The 2025 Vivian T. Stannett Graduate Award for Outstanding Early Publication
The 2025 winner and honorable mention for the Vivian T. Stannett Graduate Award for Outstanding Early Publication is Karthik Sinha and Muhammed Ziauddin Ahmad Ebrahaim, respectively.
The award recognizes research excellence, initiative, focus and tenacity during the early career of Ph.D. candidates in the department. It is named in memory of Prof. Vivian T. Stannett, a CBE faculty member who was an internationally renowned polymer scientist, research leader, and National Academy of Engineering member. Professor Stannett published over 400 research papers and reviews during his distinguished academic career.
Karthik Sinha
Karthik is a third year Ph.D. student and is advised by Prof. Artem Rumyantsev. This award recognizes his 2025 The Journal of Chemical Physics paper, “Polyampholyte sequence controls the type of electrostatic coil-globule transition in good solvent.”
Karthik’s paper advances the understanding of how sequence governs the conformational behavior of polyampholytes (PA) in a good solvent. The transition from a swollen coil to a condensed globule for PAs in a good solvent was demonstrated, for the first time using molecular dynamics simulations, to be highly sequence dependent: diblock and random PAs display a gradual crossover, whereas alternating sequences experience collapse akin to that in neutral polymer chains, with the second virial coefficient renormalized to account for effectively dipole dipole attractions between oppositely charged monomers.
Muhammed Ziauddin Ahmad Ebrahim
Zia is a fourth year Ph.D. student and is advised by Prof. Saad Khan. This award recognizes his 2025 Chemical Engineering Journal paper, “Janus layered nanofibrous aerogels with switchable wettability for targeted emulsion separation.”
Zia’s research focuses on designing a robust bilayered nanofibrous aerogel (NFA) for efficient oil-water separation, particularly addressing the challenge posed by surfactant-stabilized emulsions with micro-sized droplets that resist conventional separation techniques.

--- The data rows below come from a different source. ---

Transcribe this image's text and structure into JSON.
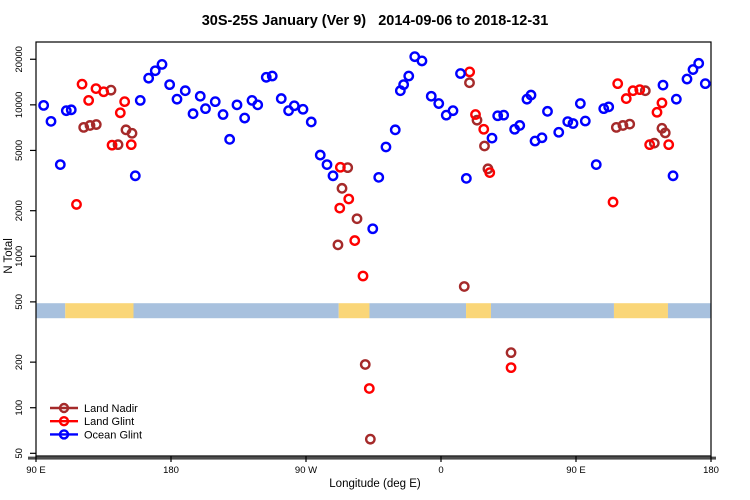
{
  "title": "30S-25S January (Ver 9)   2014-09-06 to 2018-12-31",
  "chart_data": {
    "type": "scatter",
    "title": "30S-25S January (Ver 9)   2014-09-06 to 2018-12-31",
    "xlabel": "Longitude (deg E)",
    "ylabel": "N Total",
    "x_axis": {
      "range": [
        90,
        540
      ],
      "note": "longitude increases eastward from 90E and wraps past 360",
      "ticks": [
        {
          "lon": 90,
          "label": "90 E"
        },
        {
          "lon": 180,
          "label": "180"
        },
        {
          "lon": 270,
          "label": "90 W"
        },
        {
          "lon": 360,
          "label": "0"
        },
        {
          "lon": 450,
          "label": "90 E"
        },
        {
          "lon": 540,
          "label": "180"
        }
      ]
    },
    "y_axis": {
      "scale": "log",
      "range": [
        48,
        26000
      ],
      "ticks": [
        50,
        100,
        200,
        500,
        1000,
        2000,
        5000,
        10000,
        20000
      ]
    },
    "legend": {
      "position": "bottom-left",
      "items": [
        {
          "label": "Land Nadir",
          "color": "#A52A2A"
        },
        {
          "label": "Land Glint",
          "color": "#FF0000"
        },
        {
          "label": "Ocean Glint",
          "color": "#0000FF"
        }
      ]
    },
    "surface_band": {
      "ocean_color": "#A8C1DE",
      "land_color": "#FAD678",
      "value_range": [
        390,
        490
      ],
      "segments": [
        {
          "surface": "ocean",
          "from": 90,
          "to": 109.5
        },
        {
          "surface": "land",
          "from": 109.5,
          "to": 155
        },
        {
          "surface": "ocean",
          "from": 155,
          "to": 291.8
        },
        {
          "surface": "land",
          "from": 291.8,
          "to": 312.3
        },
        {
          "surface": "ocean",
          "from": 312.3,
          "to": 376.7
        },
        {
          "surface": "land",
          "from": 376.7,
          "to": 393.3
        },
        {
          "surface": "ocean",
          "from": 393.3,
          "to": 475.3
        },
        {
          "surface": "land",
          "from": 475.3,
          "to": 511.3
        },
        {
          "surface": "ocean",
          "from": 511.3,
          "to": 540
        }
      ]
    },
    "series": [
      {
        "name": "Land Nadir",
        "color": "#A52A2A",
        "points": [
          [
            140,
            12500
          ],
          [
            121.8,
            7100
          ],
          [
            126,
            7310
          ],
          [
            130.2,
            7410
          ],
          [
            150,
            6840
          ],
          [
            154,
            6490
          ],
          [
            144.7,
            5460
          ],
          [
            297.8,
            3850
          ],
          [
            294,
            2810
          ],
          [
            304,
            1770
          ],
          [
            291.3,
            1190
          ],
          [
            379,
            14000
          ],
          [
            384,
            7920
          ],
          [
            389,
            5350
          ],
          [
            391.3,
            3780
          ],
          [
            375.5,
            632
          ],
          [
            496.2,
            12400
          ],
          [
            476.9,
            7100
          ],
          [
            481.3,
            7310
          ],
          [
            485.8,
            7460
          ],
          [
            507.3,
            7000
          ],
          [
            509.5,
            6530
          ],
          [
            502.2,
            5590
          ],
          [
            309.5,
            193
          ],
          [
            312.9,
            62
          ],
          [
            406.7,
            231
          ]
        ]
      },
      {
        "name": "Land Glint",
        "color": "#FF0000",
        "points": [
          [
            120.7,
            13700
          ],
          [
            125.1,
            10700
          ],
          [
            130,
            12800
          ],
          [
            135.1,
            12200
          ],
          [
            146.2,
            8860
          ],
          [
            149.1,
            10500
          ],
          [
            153.5,
            5460
          ],
          [
            140.7,
            5420
          ],
          [
            117,
            2200
          ],
          [
            292.9,
            3870
          ],
          [
            298.5,
            2390
          ],
          [
            292.5,
            2080
          ],
          [
            302.5,
            1270
          ],
          [
            308,
            741
          ],
          [
            379.1,
            16500
          ],
          [
            383,
            8630
          ],
          [
            388.5,
            6900
          ],
          [
            392.5,
            3570
          ],
          [
            477.8,
            13800
          ],
          [
            483.5,
            11000
          ],
          [
            488,
            12400
          ],
          [
            492.5,
            12600
          ],
          [
            507.3,
            10300
          ],
          [
            504,
            8930
          ],
          [
            499.1,
            5460
          ],
          [
            511.8,
            5460
          ],
          [
            474.7,
            2280
          ],
          [
            312.2,
            134
          ],
          [
            406.7,
            184
          ]
        ]
      },
      {
        "name": "Ocean Glint",
        "color": "#0000FF",
        "points": [
          [
            95.1,
            9920
          ],
          [
            100,
            7780
          ],
          [
            110.2,
            9150
          ],
          [
            113.5,
            9270
          ],
          [
            106.2,
            4030
          ],
          [
            156.2,
            3400
          ],
          [
            159.5,
            10700
          ],
          [
            165.1,
            15000
          ],
          [
            169.5,
            16800
          ],
          [
            174,
            18500
          ],
          [
            179.1,
            13600
          ],
          [
            184,
            10900
          ],
          [
            189.5,
            12400
          ],
          [
            194.7,
            8740
          ],
          [
            199.5,
            11400
          ],
          [
            203,
            9440
          ],
          [
            209.5,
            10500
          ],
          [
            214.7,
            8630
          ],
          [
            219.1,
            5920
          ],
          [
            224,
            10000
          ],
          [
            229.1,
            8180
          ],
          [
            234,
            10700
          ],
          [
            237.8,
            10000
          ],
          [
            243.5,
            15200
          ],
          [
            247.5,
            15500
          ],
          [
            253.5,
            11000
          ],
          [
            258.4,
            9150
          ],
          [
            262.2,
            9860
          ],
          [
            268,
            9350
          ],
          [
            273.5,
            7710
          ],
          [
            279.5,
            4660
          ],
          [
            284,
            4030
          ],
          [
            288,
            3400
          ],
          [
            314.5,
            1520
          ],
          [
            318.5,
            3320
          ],
          [
            323.3,
            5270
          ],
          [
            329.5,
            6840
          ],
          [
            332.9,
            12400
          ],
          [
            335.1,
            13600
          ],
          [
            338.5,
            15500
          ],
          [
            342.5,
            20800
          ],
          [
            347.3,
            19500
          ],
          [
            353.5,
            11400
          ],
          [
            358.5,
            10200
          ],
          [
            363.5,
            8550
          ],
          [
            368,
            9150
          ],
          [
            373,
            16100
          ],
          [
            376.9,
            3270
          ],
          [
            394,
            6030
          ],
          [
            397.8,
            8470
          ],
          [
            401.8,
            8550
          ],
          [
            409.1,
            6900
          ],
          [
            412.5,
            7310
          ],
          [
            417.3,
            10900
          ],
          [
            420,
            11600
          ],
          [
            422.7,
            5770
          ],
          [
            427.3,
            6060
          ],
          [
            431,
            9060
          ],
          [
            438.5,
            6590
          ],
          [
            444.5,
            7750
          ],
          [
            448,
            7530
          ],
          [
            452.9,
            10200
          ],
          [
            456.2,
            7820
          ],
          [
            463.5,
            4030
          ],
          [
            468.5,
            9440
          ],
          [
            471.8,
            9700
          ],
          [
            508,
            13500
          ],
          [
            514.7,
            3400
          ],
          [
            516.9,
            10900
          ],
          [
            524,
            14800
          ],
          [
            528,
            17100
          ],
          [
            531.8,
            18800
          ],
          [
            536.2,
            13800
          ]
        ]
      }
    ],
    "style": {
      "point_radius": 4.2,
      "point_stroke_width": 2.4,
      "box_color": "#000000",
      "bottom_rule_color": "#4d4d4d"
    }
  }
}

Inspired by the dual-wettability of lotus leaf and building on our group’s earlier work on aerogels, Zia and coworkers developed a three-dimensional scaffold with distinct wetting layers (hydrophobic/hydrophilic) that enables gravity-driven, switchable separation of both oil-in-water and water-in-oil emulsions. The fabrication approach is environmentally friendly, avoids harsh solvents, and integrates magnetic nanoparticles for easy recovery and reuse. This work offers a transformative, scalable solution for wastewater treatment with potential applications beyond oil-water separation.
Congratulations to Karthik and Zia on your outstanding achievements!